Solving PDE $u_x+y^2\cdot u_y=0$

Question

I am having a hard time understanding the general solution to this question and require some assistance. The question is:

Let there be a solution $u(x,y) $ for the PDE: $$u_x+y^2\cdot u_y=0$$Which satisfies the conditions: $u(3,2)=7, u(4,2)=-6, u(8,1)=-2, u(6,-1)=3, u(6,-2)=0$. Find : $u\left(\frac{5}{2}, \frac{1}{2}\right)$ and $u\left(8, -\frac{2}{5}\right)$. Does the solution for $u\left(\frac{9}{2}, 1\right)$ exist?
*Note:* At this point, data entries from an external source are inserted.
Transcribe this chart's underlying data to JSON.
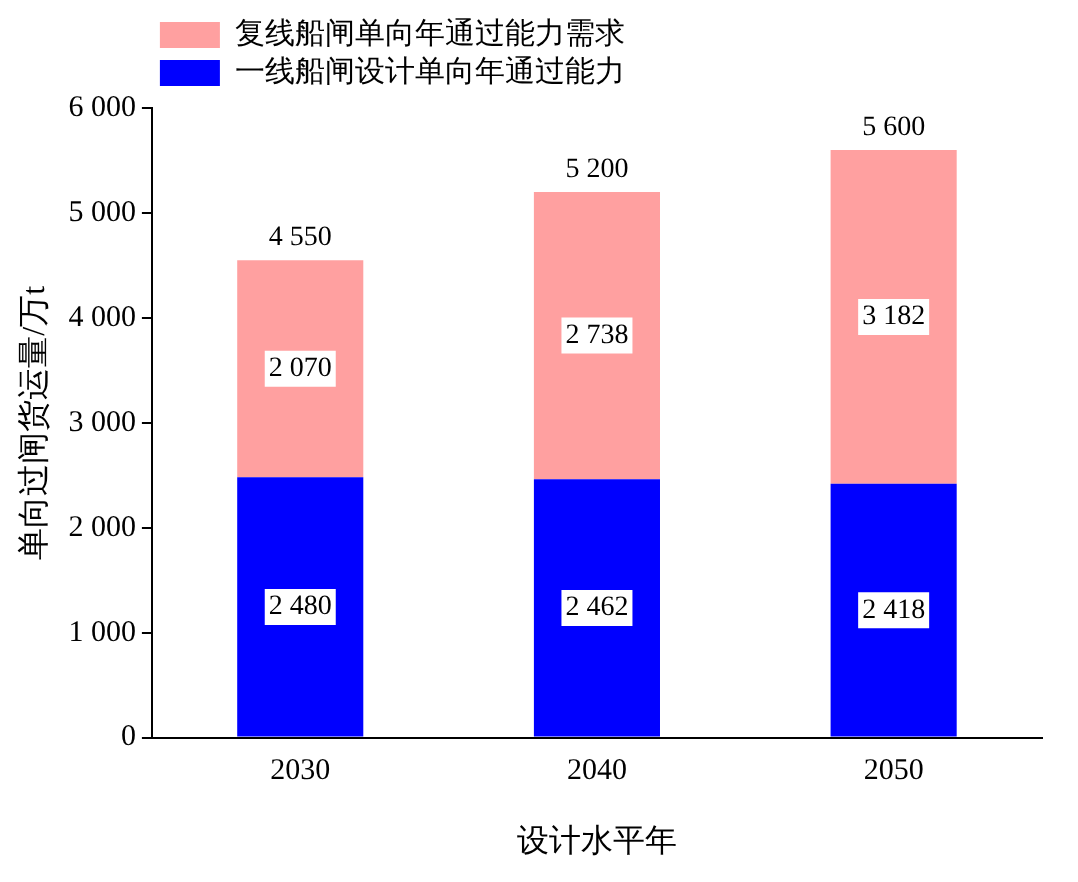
{
  "chart_data": {
    "type": "bar",
    "xlabel": "设计水平年",
    "ylabel": "单向过闸货运量/万t",
    "categories": [
      "2030",
      "2040",
      "2050"
    ],
    "stacked": true,
    "series": [
      {
        "name": "一线船闸设计单向年通过能力",
        "color": "#0000ff",
        "values": [
          2480,
          2462,
          2418
        ],
        "value_labels": [
          "2 480",
          "2 462",
          "2 418"
        ]
      },
      {
        "name": "复线船闸单向年通过能力需求",
        "color": "#ffa0a0",
        "values": [
          2070,
          2738,
          3182
        ],
        "value_labels": [
          "2 070",
          "2 738",
          "3 182"
        ]
      }
    ],
    "totals": [
      "4 550",
      "5 200",
      "5 600"
    ],
    "ylim": [
      0,
      6000
    ],
    "yticks": [
      {
        "value": 0,
        "label": "0"
      },
      {
        "value": 1000,
        "label": "1 000"
      },
      {
        "value": 2000,
        "label": "2 000"
      },
      {
        "value": 3000,
        "label": "3 000"
      },
      {
        "value": 4000,
        "label": "4 000"
      },
      {
        "value": 5000,
        "label": "5 000"
      },
      {
        "value": 6000,
        "label": "6 000"
      }
    ],
    "grid": false,
    "legend": "top left"
  }
}
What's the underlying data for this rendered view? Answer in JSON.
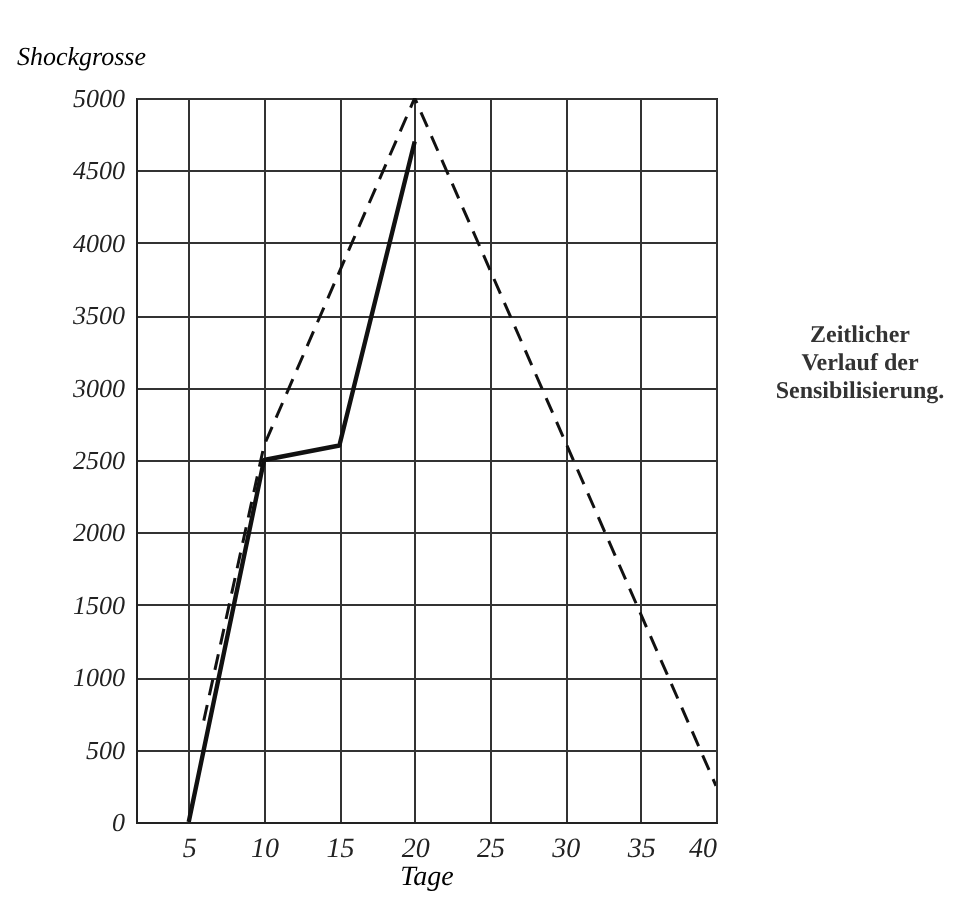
{
  "chart_data": {
    "type": "line",
    "xlabel": "Tage",
    "ylabel": "Shockgrosse",
    "x": [
      5,
      10,
      15,
      20
    ],
    "series": [
      {
        "color": "#111111",
        "line_style": "solid",
        "values": [
          0,
          2500,
          2600,
          4700
        ]
      },
      {
        "color": "#111111",
        "line_style": "dashed",
        "x": [
          6,
          10,
          20,
          40
        ],
        "values": [
          700,
          2600,
          5000,
          250
        ]
      }
    ],
    "xlim": [
      1.5,
      40
    ],
    "xticks": [
      5,
      10,
      15,
      20,
      25,
      30,
      35,
      40
    ],
    "ylim": [
      0,
      5000
    ],
    "yticks": [
      0,
      500,
      1000,
      1500,
      2000,
      2500,
      3000,
      3500,
      4000,
      4500,
      5000
    ],
    "grid": true,
    "annotations": [
      "Zeitlicher Verlauf der Sensibilisierung."
    ]
  }
}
Now I found that $\frac{\partial y}{\partial x}=y^2$, and used separation of variables to get:$$c=-x-\frac{1}{y}$$ Now I think this leads to the fact that: $$u(x,y) = f\left(-x-\frac{1}{y}\right)$$ Do I just plug in numbers from here? I'm kinda confused by how to proceed.

Answer 1

You are right, the general solution is : $$u(x,y) = f\left(-x-\frac{1}{y}\right)$$ The function $f(X)$ is unknown, except for the given data, for example : $$u(3,2)=7=f\left(-3-\frac{1}{2}\right)=f\left(-\frac{7}{2}\right)$$ Thus, for $X=-\frac{7}{2}$ we now know that $f(X)=7$

I let you find the four others values of $f(X)$.

So, now you have a list of five known values of $f(X)$.

Suppose that you were asked to find the value of $u\left(\frac{3}{2},\frac{1}{2}\right)$ $$u\left(\frac{3}{2},\frac{1}{2}\right)= f\left(-\frac{3}{2}-\frac{1}{\frac{1}{2}}\right)=f\left(-\frac{7}{2}\right)$$ You look in the known list of $f(X)$ and see if there is (or not) the value $X=-\frac{7}{2}$

• If it doesn't exist, you cannot answer.
• If it exists, you can answer. Well, it is in the list : $f\left(-\frac{7}{2}\right)=7$. So the answer is $u\left(\frac{3}{2},\frac{1}{2}\right)= 7$.

You where not asked to find the value of $u\left(\frac{3}{2},\frac{1}{2}\right)$. This was an example to show you how to proceed.

I suppose that you can proceed on the same manner for the three cases that you are asked for.